J'examinerai successivement ces deux objections. Je le répète, je ne veux pas blâmer le système de 1834 qui a été une œuvre utile et glorieuse. Mais quelle est la pensée qui a présidé à ce système ?
Vous le savez, messieurs, la première idée a été une idée toute commerciale. L'intention a été de relier l'Escaut au Rhin, avec une seule exception, la construction d'un embranchement vers la capitale. La seconde idée a été de donner un avantage à notre second port de mer, à Ostende ; de là le chemin de fer de Malines à Ostende. Evidemment, il ne pouvait partir que de Malines ; à cette époque, indépendamment d'une plus forte dépense, des obstacles, tirés du terrain, s'opposaient à ce que l'on songeât à la construction d'un chemin de fer de Bruxelles sur Alost. On ne croyait pas alors pouvoir faire partout des chemins de fer ; on croyait que les montagnes présentaient des difficultés immenses qu'il n'était pas possible de vaincre, ou que du moins il y aurait des dépenses elles qu'on devrait reculer devant la construction.
Je disais que la seconde pensée qui a présidé à l'exécution du système dont il s'agit, a été celle d'unir Ostende à la ligne du chemin de fer et par conséquent au Rhin. Mais en 1837, une autre idée a surgi ; on a craint de rompre l'équilibre et la pondération entre les différents moyens de transport qui existaient dans le royaume, et l'on a pensé qu'il fallait aussi relier les autres provinces au grand réseau de l'Etat. Eh bien, je dis que c'était déjà une modification grave au système primitif, modification qui rentre tout à fait dans le principe que nous défendons en ce moment. Et l'honorable M. Fallon avait bien raison quand hier il le faisait remarquer à l'honorable M. d'Elhoungne.
Il ne s'agissait plus alors de laisser intact le système de 1834, comme on l'appelle ; on avait déjà la pensée d'étendre les avantages du chemin de fer à d'autres localités, à toutes les provinces. Un deuxième échec qu'a reçu ce système, c'est qu'on a décrété le chemin de fer de Gand à Anvers, d'où il va résulter que tous les transports entre Gand et Anvers cesseront de passer par Malines. Enfin, une troisième modification, et c'est la plus grave, a été apportée à ce système, c'est celle que vous avez votée presque à l'unanimité en 1845.
D'ailleurs, il serait véritablement absurde de prétendre que quand les chambres ont décrété le système de 1834, elles ont entendu qu'il fût immuable, qu'il ne put y être apporté aucune modification, qu'aucun chemin de fer ne viendrait s'ajouter au chemin primitif. Je crois que l’honorable M. Rosier, qui a pris une part si glorieuse à la présentation de ce système et qui vient de demander la parole, vous expliquera lui-même sa pensée tout entière.

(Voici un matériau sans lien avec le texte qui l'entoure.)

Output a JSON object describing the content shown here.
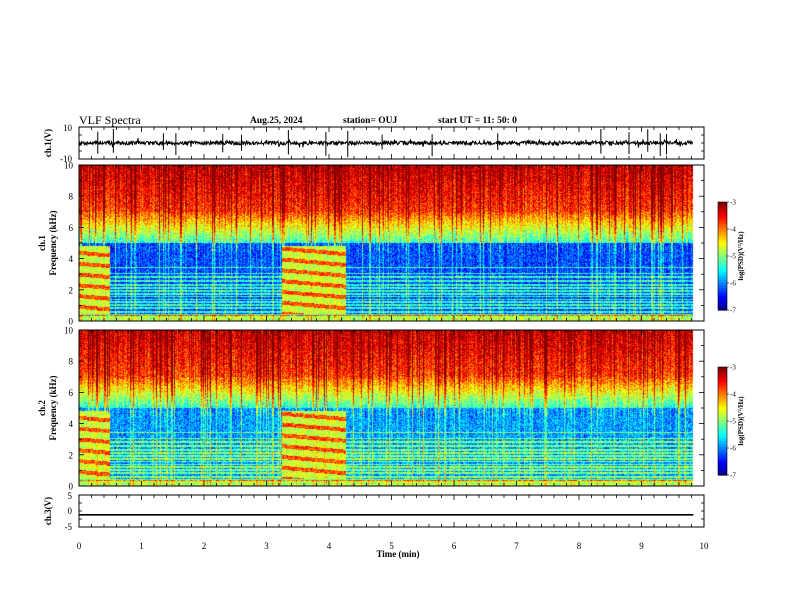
{
  "header": {
    "title": "VLF Spectra",
    "date": "Aug.25, 2024",
    "station": "station= OUJ",
    "start": "start  UT =    11: 50: 0"
  },
  "chart_data": [
    {
      "type": "line",
      "name": "ch1-waveform",
      "ylabel": "ch.1(V)",
      "ylim": [
        -10,
        10
      ],
      "yticks": [
        "10",
        "-10"
      ],
      "xlim": [
        0,
        10
      ],
      "baseline": 0,
      "noise_amplitude": 1.2,
      "spike_times_min": [
        0.3,
        0.55,
        1.35,
        1.55,
        2.3,
        2.6,
        3.35,
        3.95,
        4.3,
        4.85,
        5.65,
        6.7,
        8.35,
        8.8,
        9.1,
        9.3,
        9.4
      ]
    },
    {
      "type": "heatmap",
      "name": "ch1-spectrogram",
      "ylabel": "ch.1\nFrequency (kHz)",
      "xlim": [
        0,
        10
      ],
      "ylim": [
        0,
        10
      ],
      "yticks": [
        "0",
        "2",
        "4",
        "6",
        "8",
        "10"
      ],
      "colorbar": {
        "label": "log(PSD)(V²/Hz)",
        "range": [
          -7,
          -3
        ],
        "ticks": [
          "-3",
          "-4",
          "-5",
          "-6",
          "-7"
        ]
      },
      "data_end_min": 9.83,
      "transmitter_bursts_min": [
        [
          0,
          0.48
        ],
        [
          3.25,
          4.25
        ]
      ]
    },
    {
      "type": "heatmap",
      "name": "ch2-spectrogram",
      "ylabel": "ch.2\nFrequency (kHz)",
      "xlim": [
        0,
        10
      ],
      "ylim": [
        0,
        10
      ],
      "yticks": [
        "0",
        "2",
        "4",
        "6",
        "8",
        "10"
      ],
      "colorbar": {
        "label": "log(PSD)(V²/Hz)",
        "range": [
          -7,
          -3
        ],
        "ticks": [
          "-3",
          "-4",
          "-5",
          "-6",
          "-7"
        ]
      },
      "data_end_min": 9.83,
      "transmitter_bursts_min": [
        [
          0,
          0.48
        ],
        [
          3.25,
          4.25
        ]
      ]
    },
    {
      "type": "line",
      "name": "ch3-waveform",
      "ylabel": "ch.3(V)",
      "ylim": [
        -5,
        5
      ],
      "yticks": [
        "5",
        "0",
        "-5"
      ],
      "xlim": [
        0,
        10
      ],
      "constant_value": -1.2,
      "xlabel": "Time (min)",
      "xticks": [
        "0",
        "1",
        "2",
        "3",
        "4",
        "5",
        "6",
        "7",
        "8",
        "9",
        "10"
      ]
    }
  ]
}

Je ne crains pas de le dire, si parce que l'Etat exploite le grand réseau de nos chemins de fer, on devait s'opposer à la construction d'autres voies reconnues être d'une haute utilité, destinées à relier des localités importantes, si on devait ainsi déshériter à jamais des parties du pays, des avantages du nouveau mode de locomotion, ce serait un argument invincible contre l'exploitation par l'Etat, ce serait un argument pour ceux qui défendent l'exploitation par les compagnies.
Quelle est la condition que vous imposez toujours aux compagnies quand vous leur accordez une concession ? C'est qu'elles ne pourront pas s'opposer aux concessions d'autres voies, quand même ces voies devraient faire concurrence à celles qui leur appartiennent. Jamais vous n'accorderiez une concession, sans insérer cette clause qui garantit les intérêts du public ; et quand il s'agit des lignes construites par l'Etat, cette clause serait mise de côté ! Les localités auraient beau dire qu'on veut leur construire un chemin de fer, que d'après l'avis des ingénieurs ce chemin ne fera pas de tort à l'Etat, vous repousseriez impitoyablement leur demande !

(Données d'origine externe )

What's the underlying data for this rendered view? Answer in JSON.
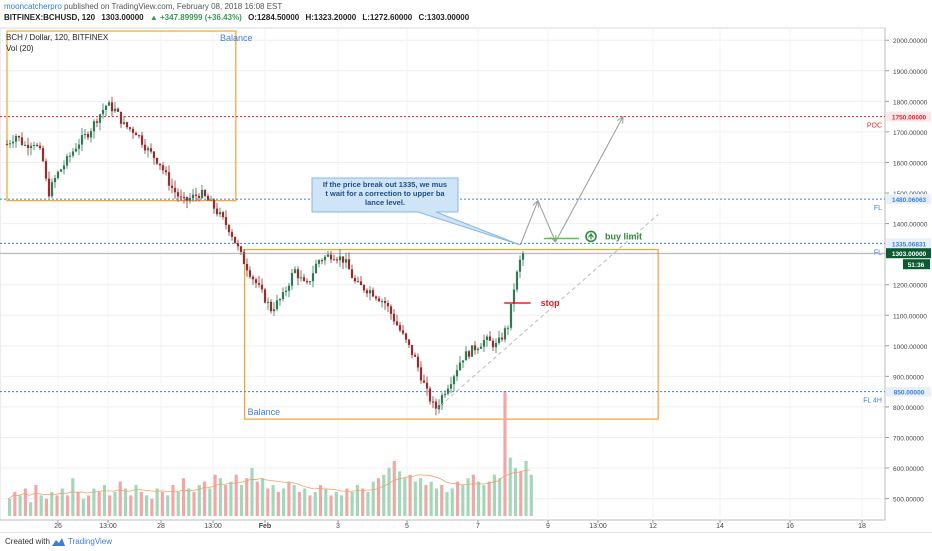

Qu'on me permette de citer ce fait. On ferait comme pour les billes du chemin de fer. Vous avez imposé aux compagnies l'obligation de s'approvisionner dans le pays en billes de chêne ; et après avoir imposé cette obligation aux compagnies le gouvernement, lui, va acheter des billes en sapin à l'étranger.
Il y a là, il faut en convenir, quelque chose d'étrange !
Ainsi, non seulement, vous n'exécuteriez pas le chemin qu'on vous demande, mais vous ne le laisseriez pas exécuter par d'autres !
Eh bien, si l'opinion des honorables préopinants était adoptée, on justifierait tout ce qu'on a dit contre le monopole mis entre les mains de l'Etat. On reproche au monopole gouvernemental d'être un obstacle à la libre concurrence ; ici vous le pousseriez bien loin, car vous empêcheriez même la concurrence des industries de l'arrondissement d'Alost, avec les industries similaires d'autres parties du pays.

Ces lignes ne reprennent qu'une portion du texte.